Die Mineralphase besteht aus Calcium, Phosphat und Carbonat, die zusammen Hydroxyapatitkristalle – längliche hexagonalen Kristalle – bilden und sich nach der Orientierung der Kollagenfibrillen ausrichten. Ferner ist innerhalb der Mineralphase Natrium, Magnesium und Fluorid enthalten.
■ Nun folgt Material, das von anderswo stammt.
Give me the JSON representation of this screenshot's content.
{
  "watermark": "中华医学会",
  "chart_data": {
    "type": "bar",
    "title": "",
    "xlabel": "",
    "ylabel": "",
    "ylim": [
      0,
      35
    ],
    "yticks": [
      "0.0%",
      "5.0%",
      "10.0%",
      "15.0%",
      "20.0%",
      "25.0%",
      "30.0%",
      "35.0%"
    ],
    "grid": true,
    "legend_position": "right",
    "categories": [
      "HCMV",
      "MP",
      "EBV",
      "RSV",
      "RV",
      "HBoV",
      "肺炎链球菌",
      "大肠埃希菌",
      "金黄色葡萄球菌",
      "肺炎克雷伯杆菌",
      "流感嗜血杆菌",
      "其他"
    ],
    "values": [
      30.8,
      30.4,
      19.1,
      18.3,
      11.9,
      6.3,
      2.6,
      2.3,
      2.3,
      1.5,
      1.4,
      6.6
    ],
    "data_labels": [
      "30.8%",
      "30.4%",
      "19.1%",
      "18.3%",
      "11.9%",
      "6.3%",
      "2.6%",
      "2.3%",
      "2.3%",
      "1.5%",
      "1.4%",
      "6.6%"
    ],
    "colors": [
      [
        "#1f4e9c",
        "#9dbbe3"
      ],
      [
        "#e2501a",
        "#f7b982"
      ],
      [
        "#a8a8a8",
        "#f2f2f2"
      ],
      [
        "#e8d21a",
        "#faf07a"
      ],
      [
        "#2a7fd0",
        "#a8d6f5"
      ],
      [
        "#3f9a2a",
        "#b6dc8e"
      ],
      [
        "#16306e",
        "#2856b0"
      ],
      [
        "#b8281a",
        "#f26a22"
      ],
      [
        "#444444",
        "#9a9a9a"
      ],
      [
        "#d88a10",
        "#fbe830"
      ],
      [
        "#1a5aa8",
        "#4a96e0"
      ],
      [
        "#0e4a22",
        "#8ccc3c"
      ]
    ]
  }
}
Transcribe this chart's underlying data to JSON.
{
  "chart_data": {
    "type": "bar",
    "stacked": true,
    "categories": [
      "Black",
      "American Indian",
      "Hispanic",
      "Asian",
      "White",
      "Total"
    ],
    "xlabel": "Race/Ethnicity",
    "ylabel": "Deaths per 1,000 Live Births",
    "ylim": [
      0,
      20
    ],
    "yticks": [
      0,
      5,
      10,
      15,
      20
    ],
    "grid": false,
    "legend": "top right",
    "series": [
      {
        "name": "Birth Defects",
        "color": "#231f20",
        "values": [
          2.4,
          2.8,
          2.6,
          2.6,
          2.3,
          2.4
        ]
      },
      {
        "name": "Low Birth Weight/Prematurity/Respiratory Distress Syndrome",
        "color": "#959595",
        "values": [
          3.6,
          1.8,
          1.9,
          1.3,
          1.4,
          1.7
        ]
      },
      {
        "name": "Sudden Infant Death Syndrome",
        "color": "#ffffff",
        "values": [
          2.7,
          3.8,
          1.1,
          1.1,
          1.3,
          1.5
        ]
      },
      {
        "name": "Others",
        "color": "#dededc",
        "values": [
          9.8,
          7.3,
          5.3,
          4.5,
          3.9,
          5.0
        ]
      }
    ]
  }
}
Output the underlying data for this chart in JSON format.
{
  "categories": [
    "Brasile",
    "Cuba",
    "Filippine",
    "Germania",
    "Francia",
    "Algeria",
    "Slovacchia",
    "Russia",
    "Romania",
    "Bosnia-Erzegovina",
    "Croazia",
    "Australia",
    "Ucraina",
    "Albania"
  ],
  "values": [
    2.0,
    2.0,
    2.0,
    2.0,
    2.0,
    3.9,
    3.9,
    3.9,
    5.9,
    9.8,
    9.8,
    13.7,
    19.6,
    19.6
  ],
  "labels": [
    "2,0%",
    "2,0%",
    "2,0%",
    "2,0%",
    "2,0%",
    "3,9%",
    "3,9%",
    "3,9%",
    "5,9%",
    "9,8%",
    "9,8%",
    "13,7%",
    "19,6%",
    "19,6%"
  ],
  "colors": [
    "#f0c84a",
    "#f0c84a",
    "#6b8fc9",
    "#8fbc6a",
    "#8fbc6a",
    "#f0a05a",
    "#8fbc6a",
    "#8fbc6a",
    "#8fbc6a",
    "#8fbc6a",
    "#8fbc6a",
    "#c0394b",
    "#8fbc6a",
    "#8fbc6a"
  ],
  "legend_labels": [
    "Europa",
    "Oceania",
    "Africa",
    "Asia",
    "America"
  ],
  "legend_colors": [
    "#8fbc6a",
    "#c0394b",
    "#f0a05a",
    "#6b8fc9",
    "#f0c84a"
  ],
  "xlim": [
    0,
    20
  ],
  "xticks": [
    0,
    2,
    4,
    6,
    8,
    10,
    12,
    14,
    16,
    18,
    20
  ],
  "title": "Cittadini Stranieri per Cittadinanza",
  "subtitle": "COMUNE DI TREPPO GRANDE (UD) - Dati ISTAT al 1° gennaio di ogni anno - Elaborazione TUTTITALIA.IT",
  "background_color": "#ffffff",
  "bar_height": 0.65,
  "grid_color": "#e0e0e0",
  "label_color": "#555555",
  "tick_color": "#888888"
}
Die Stoffwechselaktivität des Knochens spielt sich vorwiegend an seiner Oberfläche ab. Alle Knochenoberflächen besitzen drei wichtige Zelltypen: Osteoblasten, Osteoklasten und Osteozyten (reife Knochenzellen).

Osteoblasten synthetisieren Kollagen und anderen Knochenproteinen und helfen bei der Mineralisierung der Matrix. Nach der Mineralisierung verbleiben einige Osteoblasten als "ruhende" oder „dormante“ Osteoblasten in der Oberfläche.

Osteozyten sind ehemalige Osteoblasten, die bei der Bildung des Knochens innerhalb der Matrix "gefangen wurden" und längere Zell-"dendriten" oder -Ausstülpungen entwickelt haben und als Mechanorezeptoren des Knochens die Belastungen des Knochens registrieren.

Osteoklasten sind vielkernige Zellen, die mit Hilfe von Säuren und Enzymen das Knochengewebe abbauen können und beim Knochenumbau eine Schlüsselposition einnehmen.

Die Erneuerung bestehender Knochen beginnt immer mit Hilfe der Osteoklasten, die das Knochengewebe erst einmal abbauen, wodurch „Lücken“ im Knochengewebe entstehen, die beim Gesunden wieder auf das ursprüngliche Niveau aufgefüllt werden. Dieses „Auffüllen“ gelingt bei der Osteoporose nicht mehr vollständig.

Eine Osteoporose kann einerseits lokal dadurch entstehen, dass die osteoklastäre Aktivität (Abbau) die osteoblastären Aktivität (Aufbau) überwiegt, was „High-turnover-Osteoporose“ genannt wird.

Andererseits kann eine Osteoporose einen verminderten osteoblastären Anbau bei einer gleichzeitigen normalen Osteoklastenaktivität bedingt sein, was „Low-turnover-Osteoporose“ genannt wird.

Diese Störungen können durch endokrine Faktoren, Störungen der Calciumbilanz, verminderte mechanische Belastung oder durch genetische Faktoren bedingt sein.